Une entreprise formidable – peut-être trop pour moi : je viens de caler au bout de cent pages, écrasé par le nombre de personnages, le style volcanique et un paquet de références historiques que je ne maîtrise pas du tout… Ce roman va faire parler de lui, c’est certain, il sera sans doute beaucoup acheté – mais combien le liront vraiment ? Je suis curieux d’avoir d’autres retours.
RAGING BULL : Sur la terre comme au ciel, de Davide Enia
Une grande fresque campée en Sicile, de la fin de la Seconde Guerre mondiale aux années 90, qui entrelace le destin de trois générations, dont le petit Davidù, gamin de neuf ans qui fait l’apprentissage de la vie, de l’amour et de la bagarre dans les rues de Palerme.
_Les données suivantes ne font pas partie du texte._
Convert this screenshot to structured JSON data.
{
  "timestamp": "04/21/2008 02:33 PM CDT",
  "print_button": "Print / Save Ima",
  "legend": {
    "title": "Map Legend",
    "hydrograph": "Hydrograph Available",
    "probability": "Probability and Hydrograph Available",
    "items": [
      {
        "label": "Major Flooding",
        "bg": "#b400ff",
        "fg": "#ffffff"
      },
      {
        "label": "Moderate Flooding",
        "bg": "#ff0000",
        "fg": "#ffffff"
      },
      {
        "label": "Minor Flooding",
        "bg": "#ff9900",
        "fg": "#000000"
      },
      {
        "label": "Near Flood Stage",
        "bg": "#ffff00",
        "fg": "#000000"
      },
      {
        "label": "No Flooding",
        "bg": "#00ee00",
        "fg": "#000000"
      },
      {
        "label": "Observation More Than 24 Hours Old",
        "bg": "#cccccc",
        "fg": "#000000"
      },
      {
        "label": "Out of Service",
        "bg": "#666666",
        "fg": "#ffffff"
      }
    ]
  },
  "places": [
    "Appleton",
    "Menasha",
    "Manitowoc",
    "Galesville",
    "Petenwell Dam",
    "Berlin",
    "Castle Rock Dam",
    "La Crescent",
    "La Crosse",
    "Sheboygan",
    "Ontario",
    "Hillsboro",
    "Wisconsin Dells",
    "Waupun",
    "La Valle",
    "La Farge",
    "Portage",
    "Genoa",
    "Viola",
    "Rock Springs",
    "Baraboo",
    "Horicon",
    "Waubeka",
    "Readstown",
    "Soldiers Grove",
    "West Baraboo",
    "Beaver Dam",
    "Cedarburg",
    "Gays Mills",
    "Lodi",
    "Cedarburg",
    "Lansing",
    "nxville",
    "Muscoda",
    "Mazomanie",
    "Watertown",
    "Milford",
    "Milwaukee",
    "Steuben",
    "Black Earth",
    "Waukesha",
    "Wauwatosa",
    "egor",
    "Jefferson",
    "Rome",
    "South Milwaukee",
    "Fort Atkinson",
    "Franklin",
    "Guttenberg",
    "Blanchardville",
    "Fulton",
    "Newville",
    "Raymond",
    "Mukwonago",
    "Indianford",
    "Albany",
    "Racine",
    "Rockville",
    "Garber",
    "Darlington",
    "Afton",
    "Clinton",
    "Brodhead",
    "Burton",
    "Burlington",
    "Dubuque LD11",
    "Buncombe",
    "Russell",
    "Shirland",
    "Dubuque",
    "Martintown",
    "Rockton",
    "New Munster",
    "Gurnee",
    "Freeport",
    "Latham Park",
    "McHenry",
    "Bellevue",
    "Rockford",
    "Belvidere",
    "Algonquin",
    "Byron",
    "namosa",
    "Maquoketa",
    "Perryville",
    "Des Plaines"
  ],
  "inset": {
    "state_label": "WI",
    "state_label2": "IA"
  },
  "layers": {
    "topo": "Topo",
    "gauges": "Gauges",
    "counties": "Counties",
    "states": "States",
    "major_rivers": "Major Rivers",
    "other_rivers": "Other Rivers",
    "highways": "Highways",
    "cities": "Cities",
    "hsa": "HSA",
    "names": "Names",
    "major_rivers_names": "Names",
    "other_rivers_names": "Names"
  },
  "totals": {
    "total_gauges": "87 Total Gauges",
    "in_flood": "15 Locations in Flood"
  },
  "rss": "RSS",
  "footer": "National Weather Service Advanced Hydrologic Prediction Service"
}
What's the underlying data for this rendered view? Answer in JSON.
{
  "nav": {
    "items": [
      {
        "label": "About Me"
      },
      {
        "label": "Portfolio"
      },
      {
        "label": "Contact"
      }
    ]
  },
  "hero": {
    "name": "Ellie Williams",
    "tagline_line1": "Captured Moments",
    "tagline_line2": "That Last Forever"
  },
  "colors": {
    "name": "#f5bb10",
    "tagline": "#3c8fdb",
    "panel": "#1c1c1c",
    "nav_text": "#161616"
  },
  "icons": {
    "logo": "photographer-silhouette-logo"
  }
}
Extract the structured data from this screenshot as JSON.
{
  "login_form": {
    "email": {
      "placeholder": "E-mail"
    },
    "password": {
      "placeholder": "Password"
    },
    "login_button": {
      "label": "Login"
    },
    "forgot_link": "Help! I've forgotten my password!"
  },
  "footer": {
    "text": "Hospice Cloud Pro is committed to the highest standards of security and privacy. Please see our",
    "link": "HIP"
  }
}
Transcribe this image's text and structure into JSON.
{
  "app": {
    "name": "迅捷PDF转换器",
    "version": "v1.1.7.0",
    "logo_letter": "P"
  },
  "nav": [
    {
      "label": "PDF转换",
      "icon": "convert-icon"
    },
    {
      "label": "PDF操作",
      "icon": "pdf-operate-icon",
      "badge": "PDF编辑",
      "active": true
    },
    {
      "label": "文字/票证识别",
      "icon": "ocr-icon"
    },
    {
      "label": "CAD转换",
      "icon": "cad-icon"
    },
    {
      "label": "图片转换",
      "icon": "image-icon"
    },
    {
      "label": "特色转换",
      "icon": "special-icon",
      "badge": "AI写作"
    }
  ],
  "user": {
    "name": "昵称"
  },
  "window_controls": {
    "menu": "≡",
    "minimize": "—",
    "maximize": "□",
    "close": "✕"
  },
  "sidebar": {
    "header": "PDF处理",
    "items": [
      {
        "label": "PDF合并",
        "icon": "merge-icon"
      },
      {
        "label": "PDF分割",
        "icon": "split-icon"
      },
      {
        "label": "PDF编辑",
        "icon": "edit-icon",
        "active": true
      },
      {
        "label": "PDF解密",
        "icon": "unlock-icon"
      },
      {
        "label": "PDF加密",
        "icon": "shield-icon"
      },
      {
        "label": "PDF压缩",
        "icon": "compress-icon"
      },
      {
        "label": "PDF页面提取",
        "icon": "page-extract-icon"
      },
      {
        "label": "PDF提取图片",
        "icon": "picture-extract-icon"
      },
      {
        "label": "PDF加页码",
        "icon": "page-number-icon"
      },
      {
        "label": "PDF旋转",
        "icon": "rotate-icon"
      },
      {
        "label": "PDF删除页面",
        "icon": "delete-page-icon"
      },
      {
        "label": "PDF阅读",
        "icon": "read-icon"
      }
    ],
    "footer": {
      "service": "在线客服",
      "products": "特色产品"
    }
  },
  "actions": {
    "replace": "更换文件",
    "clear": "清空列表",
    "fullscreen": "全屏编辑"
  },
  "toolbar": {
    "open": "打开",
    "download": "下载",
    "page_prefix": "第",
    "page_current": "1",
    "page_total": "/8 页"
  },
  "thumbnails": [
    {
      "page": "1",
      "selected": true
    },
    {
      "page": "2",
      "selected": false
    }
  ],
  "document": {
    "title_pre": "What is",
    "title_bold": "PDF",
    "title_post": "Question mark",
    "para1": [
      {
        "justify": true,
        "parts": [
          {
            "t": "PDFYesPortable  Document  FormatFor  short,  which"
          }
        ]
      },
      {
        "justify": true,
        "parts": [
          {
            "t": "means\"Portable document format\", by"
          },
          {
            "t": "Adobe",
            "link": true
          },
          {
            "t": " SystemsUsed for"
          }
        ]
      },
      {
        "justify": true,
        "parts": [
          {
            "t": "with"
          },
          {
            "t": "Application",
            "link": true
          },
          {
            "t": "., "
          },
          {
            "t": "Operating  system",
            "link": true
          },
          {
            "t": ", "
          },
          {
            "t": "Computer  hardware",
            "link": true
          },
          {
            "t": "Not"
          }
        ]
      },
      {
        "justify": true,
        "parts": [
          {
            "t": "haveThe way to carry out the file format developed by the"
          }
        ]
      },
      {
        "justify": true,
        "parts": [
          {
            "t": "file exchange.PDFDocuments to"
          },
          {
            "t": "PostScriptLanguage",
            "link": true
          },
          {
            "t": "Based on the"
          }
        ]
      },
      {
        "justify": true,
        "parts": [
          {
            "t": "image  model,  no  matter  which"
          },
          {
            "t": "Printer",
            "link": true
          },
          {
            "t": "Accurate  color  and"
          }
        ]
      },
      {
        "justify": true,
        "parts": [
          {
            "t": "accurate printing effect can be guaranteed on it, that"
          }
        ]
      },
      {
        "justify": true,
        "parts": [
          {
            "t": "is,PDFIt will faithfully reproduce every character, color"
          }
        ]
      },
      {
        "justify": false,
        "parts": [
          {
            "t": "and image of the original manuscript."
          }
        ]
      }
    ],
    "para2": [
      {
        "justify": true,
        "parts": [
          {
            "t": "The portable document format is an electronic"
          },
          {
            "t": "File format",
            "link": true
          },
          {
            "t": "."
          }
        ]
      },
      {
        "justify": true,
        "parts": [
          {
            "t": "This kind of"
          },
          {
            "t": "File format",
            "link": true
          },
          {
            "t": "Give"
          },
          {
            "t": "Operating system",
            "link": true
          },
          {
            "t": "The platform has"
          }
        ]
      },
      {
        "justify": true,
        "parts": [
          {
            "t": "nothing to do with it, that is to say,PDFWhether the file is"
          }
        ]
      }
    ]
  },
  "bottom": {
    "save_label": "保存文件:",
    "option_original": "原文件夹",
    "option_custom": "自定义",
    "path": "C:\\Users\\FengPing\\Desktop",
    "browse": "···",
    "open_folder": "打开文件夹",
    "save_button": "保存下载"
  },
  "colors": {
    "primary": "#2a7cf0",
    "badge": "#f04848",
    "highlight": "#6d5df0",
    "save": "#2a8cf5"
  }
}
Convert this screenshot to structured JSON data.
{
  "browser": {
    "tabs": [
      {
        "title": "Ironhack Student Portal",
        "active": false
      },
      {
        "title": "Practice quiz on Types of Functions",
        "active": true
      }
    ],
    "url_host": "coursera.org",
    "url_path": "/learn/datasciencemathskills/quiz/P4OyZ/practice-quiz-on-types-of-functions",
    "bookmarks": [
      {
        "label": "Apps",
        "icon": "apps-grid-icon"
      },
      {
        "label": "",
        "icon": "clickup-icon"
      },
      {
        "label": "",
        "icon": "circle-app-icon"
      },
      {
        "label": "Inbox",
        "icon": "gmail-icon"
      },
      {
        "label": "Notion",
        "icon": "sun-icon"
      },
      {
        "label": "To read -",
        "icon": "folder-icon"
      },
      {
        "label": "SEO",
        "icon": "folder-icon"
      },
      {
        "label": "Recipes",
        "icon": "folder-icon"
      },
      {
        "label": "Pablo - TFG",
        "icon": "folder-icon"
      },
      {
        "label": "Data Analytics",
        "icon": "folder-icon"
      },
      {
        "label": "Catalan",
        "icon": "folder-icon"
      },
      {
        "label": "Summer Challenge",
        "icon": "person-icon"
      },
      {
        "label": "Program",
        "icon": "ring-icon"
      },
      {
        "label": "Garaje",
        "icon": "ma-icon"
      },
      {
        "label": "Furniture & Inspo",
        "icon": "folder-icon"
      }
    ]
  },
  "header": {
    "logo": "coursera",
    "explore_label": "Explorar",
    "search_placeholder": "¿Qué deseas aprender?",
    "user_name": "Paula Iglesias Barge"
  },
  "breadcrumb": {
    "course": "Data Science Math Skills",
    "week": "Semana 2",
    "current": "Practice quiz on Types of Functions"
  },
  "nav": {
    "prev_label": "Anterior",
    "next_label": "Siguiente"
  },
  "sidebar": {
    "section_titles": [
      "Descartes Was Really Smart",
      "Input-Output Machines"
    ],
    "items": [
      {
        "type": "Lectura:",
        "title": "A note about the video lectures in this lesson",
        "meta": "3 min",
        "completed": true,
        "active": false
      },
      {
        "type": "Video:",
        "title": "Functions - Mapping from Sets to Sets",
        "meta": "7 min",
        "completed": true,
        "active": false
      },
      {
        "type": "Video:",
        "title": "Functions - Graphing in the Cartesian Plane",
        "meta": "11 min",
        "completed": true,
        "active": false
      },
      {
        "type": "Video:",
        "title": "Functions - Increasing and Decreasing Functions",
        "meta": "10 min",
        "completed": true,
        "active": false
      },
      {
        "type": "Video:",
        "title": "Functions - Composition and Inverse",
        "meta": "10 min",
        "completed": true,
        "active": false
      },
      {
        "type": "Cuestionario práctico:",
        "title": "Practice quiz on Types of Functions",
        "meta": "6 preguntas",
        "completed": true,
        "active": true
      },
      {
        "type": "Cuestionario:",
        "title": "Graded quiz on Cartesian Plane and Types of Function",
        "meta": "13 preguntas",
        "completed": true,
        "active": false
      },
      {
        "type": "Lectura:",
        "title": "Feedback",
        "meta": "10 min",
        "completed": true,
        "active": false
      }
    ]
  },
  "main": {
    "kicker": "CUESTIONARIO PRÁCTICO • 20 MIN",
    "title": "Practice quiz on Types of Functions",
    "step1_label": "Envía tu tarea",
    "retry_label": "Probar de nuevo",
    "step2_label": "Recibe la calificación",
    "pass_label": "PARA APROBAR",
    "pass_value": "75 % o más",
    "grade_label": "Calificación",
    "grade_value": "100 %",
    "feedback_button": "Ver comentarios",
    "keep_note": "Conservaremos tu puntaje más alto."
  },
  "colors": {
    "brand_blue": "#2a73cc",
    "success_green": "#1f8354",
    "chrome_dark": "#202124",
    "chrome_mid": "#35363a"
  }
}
Premier roman de Davide Enia, finaliste du prix Strega, l’équivalent italien du Goncourt.
COLLISION : La Vie nous emportera, de David Treuer
Août 1942. Sur le point de s’engager dans l’U.S. Air Force, un jeune homme se trouve mêlé à un accident tragique qui bouleverse non seulement son existence, mais aussi de ses proches. Une fresque humaine et historique à l’américaine.
Racing bul et le roman des possédées me tenteraient bien ! :D
22 juillet 2016 à 19:12
Plusieurs collègues et amis libraires ont déjà lu « Possédées » et l’ont trouvé excellent, je pense qu’on va en entendre parler pas mal à la rentrée. Ca devrait être la bonne surprise de chez Albin Michel, comme cette maison en a finalement presque chaque année :)
23 juillet 2016 à 08:32
Faudra que je ne fasse comme d’habitude : éviter les livres dont on parle trop ! ;)
23 juillet 2016 à 17:21
Ce peut être une solution, en effet – au risque parfois de passer à côté de vraies pépites, ça arrive !!! Mais comme on ne peut pas être partout, il faut savoir prendre le risque :)
25 juillet 2016 à 08:45
Heureusement que la blogo est là pour nous signaler ce qu’on pourrait louper !
25 juillet 2016 à 22:34
Clairement ! La blogosphère a modifié ma façon de travailler de libraire, j’y trouve de plus en plus de choses inattendues, et il m’arrive de plus en plus souvent de lire un livre que je n’aurais pas lu sans le bon conseil d’un Yvan, d’un Smadj ou d’une belette, entre autres ;-)
28 juillet 2016 à 07:42
Ne sous estimons pas la puissance de la blogo… :D Elle peut sortir un roman des tréfonds et donner à tous l’envie de le lire.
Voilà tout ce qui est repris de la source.